Aliaksandra Sasnovich wants you to know that reaching the third round of the US Open is not her biggest win yet. “I don’t think so,” the 24-year-old from Belarus said today after her match. “I have a lot of good matches. This is one of them but it’s not my biggest and I think my biggest is in front of me.” Sasnovich was speaking about her win over Daria Kasatkina of Russia, 6-2, 7-6(3) win on the Grandstand.
And it didn’t feel as easy as the score suggests. “It was 1:34 but it feels like we played three hours,” she said, “because a lot of points, a lot of you have to move, and Dasha’s a really good player. She’s 11 in the world. It was difficult for my mentality so I’m really happy with this win. It was difficult conditions for both. Probably I want to win more today. ”
She credited a change in her style for causing havoc to Kasatkina today.
“I started not to play 2-3 shots, I started to play 5, 6, 7, 8 or more (shots),” she said. “I have to play, you know, not just ‘boom boom’. I have a good tactic against her because we’ve played a lot of matches and I know what I need to know.”
“My concentration was very good today.”
She won’t dwell on the victory for a minute.
“It feels really good, but I’m moving forward,” Sasnovich said. “I have the next match. #31 is not a goal for me, you know? I have to improve like all the players who want a better ranking. I improved some part of my game, for example to compare with last year and this year, I think I’m totally another player…better forehand, better serve. I think I’m a better player than last year. I don’t want to compare with someone else, I want to compare with myself.”
What is it about Belarus and three third rounders at the US Open?
“Of course, three girls top 32, so I’m really proud of the girls for our country, but I think after Fed Cup, when they played the finals, quarterfinals, and semifinals in Minsk, a lot of people were coming to see our match and some of them, they didn’t know what is tennis, and when they saw tennis in life, they’d probably seen it on TV, in life, it was good popularization and they took their child on the court and they wanted to play them professional.

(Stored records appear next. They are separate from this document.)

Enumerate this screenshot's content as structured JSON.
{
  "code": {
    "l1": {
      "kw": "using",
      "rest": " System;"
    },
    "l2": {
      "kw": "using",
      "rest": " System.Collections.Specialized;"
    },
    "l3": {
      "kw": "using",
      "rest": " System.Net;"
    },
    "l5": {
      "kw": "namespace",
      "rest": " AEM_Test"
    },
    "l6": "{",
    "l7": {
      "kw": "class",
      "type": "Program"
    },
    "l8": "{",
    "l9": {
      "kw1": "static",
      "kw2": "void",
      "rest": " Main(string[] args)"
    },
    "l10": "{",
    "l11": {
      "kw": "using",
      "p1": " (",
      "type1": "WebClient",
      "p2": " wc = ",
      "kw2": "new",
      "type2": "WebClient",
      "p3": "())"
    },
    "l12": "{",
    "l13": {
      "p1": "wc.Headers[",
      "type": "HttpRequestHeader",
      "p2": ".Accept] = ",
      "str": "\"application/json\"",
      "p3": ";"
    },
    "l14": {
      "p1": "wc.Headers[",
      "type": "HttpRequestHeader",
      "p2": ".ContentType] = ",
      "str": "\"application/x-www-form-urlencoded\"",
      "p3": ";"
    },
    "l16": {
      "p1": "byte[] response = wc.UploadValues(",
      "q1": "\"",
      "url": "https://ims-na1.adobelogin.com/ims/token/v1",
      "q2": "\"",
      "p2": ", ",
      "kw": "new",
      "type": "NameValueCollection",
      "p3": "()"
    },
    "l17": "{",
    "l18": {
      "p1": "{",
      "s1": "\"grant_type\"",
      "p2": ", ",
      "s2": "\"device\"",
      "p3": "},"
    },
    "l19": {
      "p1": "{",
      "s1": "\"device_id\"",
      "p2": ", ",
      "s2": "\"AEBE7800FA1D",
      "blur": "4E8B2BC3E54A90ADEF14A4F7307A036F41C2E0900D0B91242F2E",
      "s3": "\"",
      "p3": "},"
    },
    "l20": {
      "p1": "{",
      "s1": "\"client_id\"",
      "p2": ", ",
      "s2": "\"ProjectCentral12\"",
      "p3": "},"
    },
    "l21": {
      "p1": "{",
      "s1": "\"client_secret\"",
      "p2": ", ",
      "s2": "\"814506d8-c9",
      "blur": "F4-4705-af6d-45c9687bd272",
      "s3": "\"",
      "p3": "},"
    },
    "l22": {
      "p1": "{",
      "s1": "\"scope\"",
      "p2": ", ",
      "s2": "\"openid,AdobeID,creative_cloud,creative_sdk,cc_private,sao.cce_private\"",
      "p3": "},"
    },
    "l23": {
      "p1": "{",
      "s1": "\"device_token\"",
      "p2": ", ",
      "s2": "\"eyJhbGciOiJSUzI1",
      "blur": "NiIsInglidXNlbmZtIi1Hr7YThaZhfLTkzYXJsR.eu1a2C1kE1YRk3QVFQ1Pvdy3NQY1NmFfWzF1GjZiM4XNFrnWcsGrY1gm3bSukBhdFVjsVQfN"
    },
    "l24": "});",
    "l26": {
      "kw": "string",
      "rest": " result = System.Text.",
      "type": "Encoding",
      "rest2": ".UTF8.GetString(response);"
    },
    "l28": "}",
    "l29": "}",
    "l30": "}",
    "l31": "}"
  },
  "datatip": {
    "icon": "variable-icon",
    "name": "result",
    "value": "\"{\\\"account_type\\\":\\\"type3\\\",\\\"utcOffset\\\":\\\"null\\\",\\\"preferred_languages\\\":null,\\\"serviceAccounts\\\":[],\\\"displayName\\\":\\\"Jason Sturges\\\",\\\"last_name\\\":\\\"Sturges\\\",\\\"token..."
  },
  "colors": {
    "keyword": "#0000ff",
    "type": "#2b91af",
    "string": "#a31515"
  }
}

They want my country to be more improving in tennis, and they think we can have more good players.”
“I wish luck on all the other Belarusian players that we can go on to the next round for popularization of tennis in our country.”
Next up is Naomi Osaka, another tough ask for any player on the tour and one that can’t be forgotten for coming back from a 0-5 deficit in the second set.
“Yeah, it was a good match, it was good conditions (Tokyo 2016), I remember we played inside. It was very humid. I lost 6-3 the first set, and I was 5-0 up in the second set and I lost the set, but it was two years ago. It was so, so long time ago. She was different, I was different.”
And here’s a twist: She’s a fondue junkie who wants a Melting Pot in Minsk.
“I really love the Melting Pot, in America. Fondue. I want to open one and it’s no joke. I really wanted to open the fondue in my country, but it was a small secret. Now it’s not secret anymore. But I want to open the cheese fondue and chocolate fondue, with milk chocolate and white chocolate with strawberry, banana, fruits, some marshmallows.”
She’ll have a day to relax before preparing for Osaka. In the downtime, she’ll eat and be a tourist.
“So I really like to eat. Probably I will go to Central Park today or the Empire State Building. My coach will give me one or two hours. I will probably go to cinema to see a movie. To relax, to be out of the tennis for evening and night.”
She’s happy to hear that the scorching conditions are about to let up.
“It’s better for us, for all the players. because it’s better to play when it’s 25 or 26, degrees than when it’s 35. It feels like 41. So I’m happy for all the girls who are going to play in that condition.”
She’s one win away from tying her best grand slam result at Wimbledon this year. It’s been a pleasure to watch this player progress through the years and now I’ve got to take care of my Fondue craving as soon as I get out of Queens.